Womens Unit Beginning
Throughout the early years of St. Charles, the facility was supported by a Women’s Unit which, beginning with its founding on May 28, 1930, operated on the belief “it is better to build boys than to mend men.” The first president and long-time leader of the Women’s Unit was Olga Knoernschild, the wife of William Knoernschild, the son of Charles Knoernschild. Under her leadership, the St. Charles Women’s Unit raised funds to assist St. Charles.
Among the contributions of the Women’s Unit was proving funds to:
- Acquire interior furnishings for the Chapel, including an altar, statues and vestments
- Fund approximately $1500 in repairs to the Chapel
- Supply St. Charles with household equipment, including furniture and furnishings as well as clothing and bedding
- Create two recreation rooms in dormitories
- Assist the building fund with a $3500 contribution
- Purchase two school buses and a station wagon
- Provide the boys of St. Charles with gifts to acknowledge Christmas, graduations, Confirmations, and Easter.
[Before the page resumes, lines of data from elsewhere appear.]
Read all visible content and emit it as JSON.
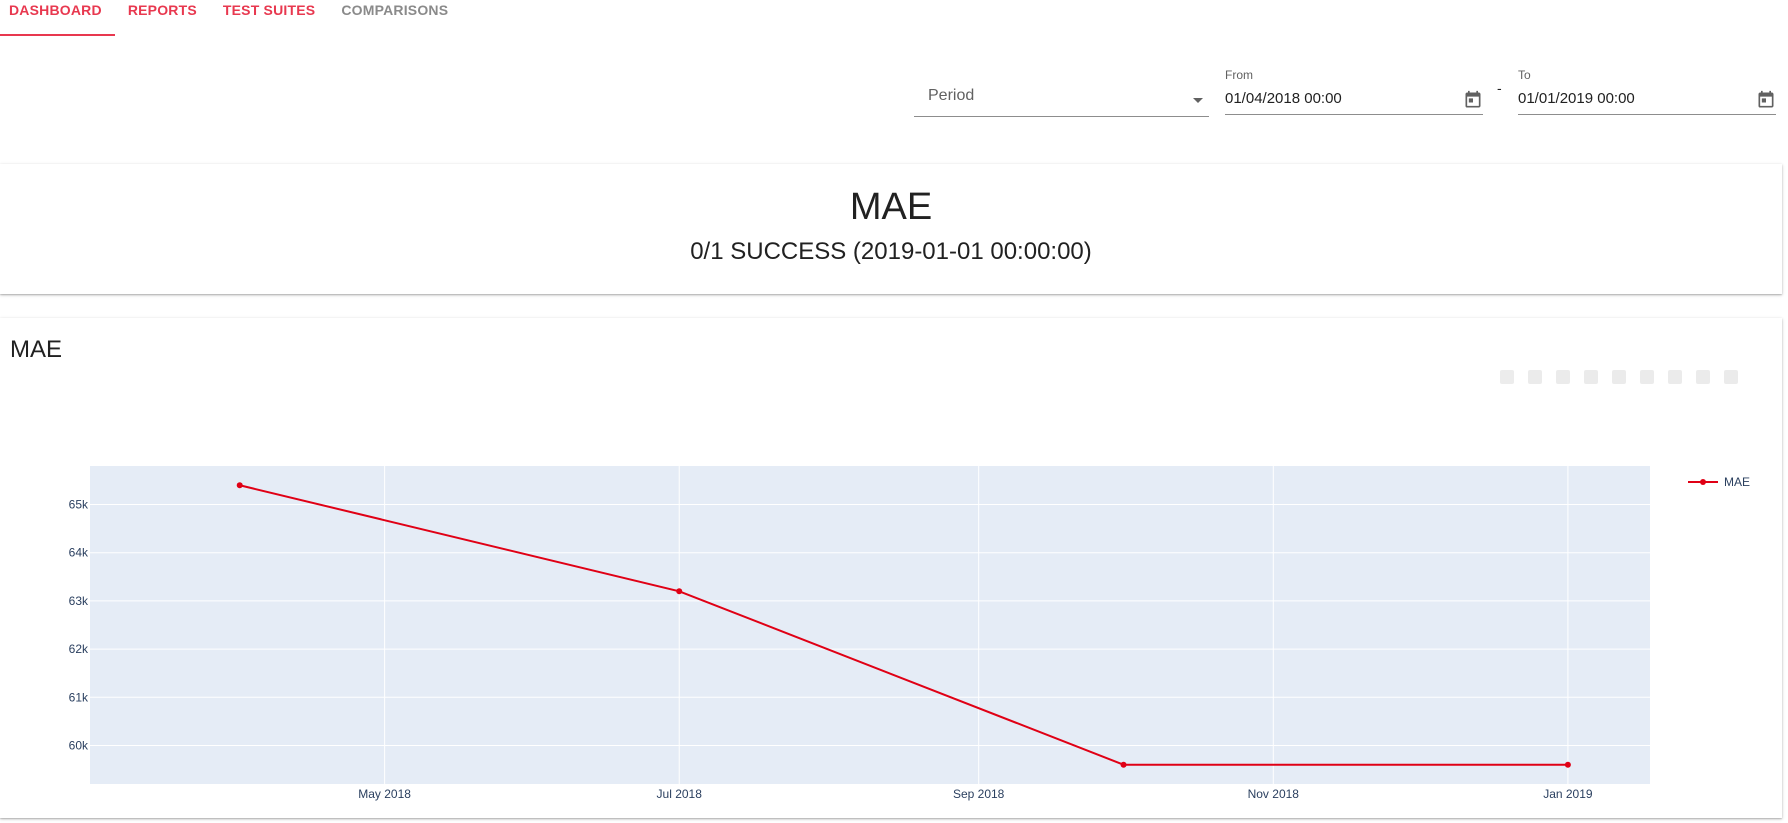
{
  "tabs": [
    {
      "label": "DASHBOARD",
      "active": true
    },
    {
      "label": "REPORTS",
      "active": false
    },
    {
      "label": "TEST SUITES",
      "active": false
    },
    {
      "label": "COMPARISONS",
      "active": false
    }
  ],
  "filters": {
    "period": {
      "label": "Period"
    },
    "from": {
      "label": "From",
      "value": "01/04/2018 00:00"
    },
    "separator": "-",
    "to": {
      "label": "To",
      "value": "01/01/2019 00:00"
    }
  },
  "summary": {
    "title": "MAE",
    "status": "0/1 SUCCESS (2019-01-01 00:00:00)"
  },
  "chart_card": {
    "title": "MAE"
  },
  "colors": {
    "accent": "#e8384f",
    "line": "#e00015",
    "plot_bg": "#e5ecf6",
    "grid": "#ffffff",
    "tick_text": "#2a3f5f"
  },
  "chart_data": {
    "type": "line",
    "title": "MAE",
    "xlabel": "",
    "ylabel": "",
    "series": [
      {
        "name": "MAE",
        "x": [
          "2018-04-01",
          "2018-07-01",
          "2018-10-01",
          "2019-01-01"
        ],
        "y": [
          65400,
          63200,
          59600,
          59600
        ]
      }
    ],
    "xlim": [
      "2018-03-01",
      "2019-01-18"
    ],
    "ylim": [
      59200,
      65800
    ],
    "x_ticks": [
      {
        "date": "2018-05-01",
        "label": "May 2018"
      },
      {
        "date": "2018-07-01",
        "label": "Jul 2018"
      },
      {
        "date": "2018-09-01",
        "label": "Sep 2018"
      },
      {
        "date": "2018-11-01",
        "label": "Nov 2018"
      },
      {
        "date": "2019-01-01",
        "label": "Jan 2019"
      }
    ],
    "y_ticks": [
      {
        "value": 60000,
        "label": "60k"
      },
      {
        "value": 61000,
        "label": "61k"
      },
      {
        "value": 62000,
        "label": "62k"
      },
      {
        "value": 63000,
        "label": "63k"
      },
      {
        "value": 64000,
        "label": "64k"
      },
      {
        "value": 65000,
        "label": "65k"
      }
    ],
    "grid": true,
    "legend": "right"
  }
}
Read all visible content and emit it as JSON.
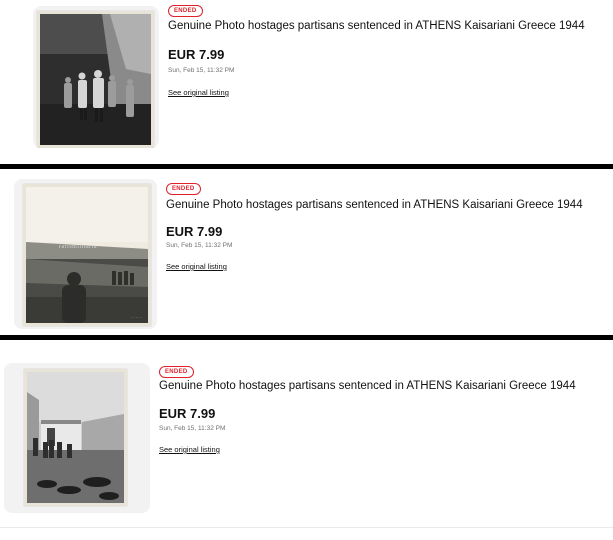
{
  "listings": [
    {
      "status": "ENDED",
      "title": "Genuine Photo hostages partisans sentenced in ATHENS Kaisariani Greece 1944",
      "price": "EUR 7.99",
      "date": "Sun, Feb 15, 11:32 PM",
      "link_label": "See original listing"
    },
    {
      "status": "ENDED",
      "title": "Genuine Photo hostages partisans sentenced in ATHENS Kaisariani Greece 1944",
      "price": "EUR 7.99",
      "date": "Sun, Feb 15, 11:32 PM",
      "link_label": "See original listing"
    },
    {
      "status": "ENDED",
      "title": "Genuine Photo hostages partisans sentenced in ATHENS Kaisariani Greece 1944",
      "price": "EUR 7.99",
      "date": "Sun, Feb 15, 11:32 PM",
      "link_label": "See original listing"
    }
  ],
  "colors": {
    "ended_badge": "#e0212b",
    "divider": "#000000"
  }
}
Among the additional significant contributions of the Women’s Unit was the help given by the Women’s Unit in 1935 to assist in the purchase of St. Charles’ first pure bred cows to add to the facility’s dairy herd. The early use of the St. Charles acreage to include involving the boys placed at the facility can be noted from an October 4, 1953 entry in the Milwaukee Journal:
“Not long ago, the institution operated on a 40 acre farm with a registered dairy herd…the farm today is chiefly gardening with a few pigs and chickens raised.”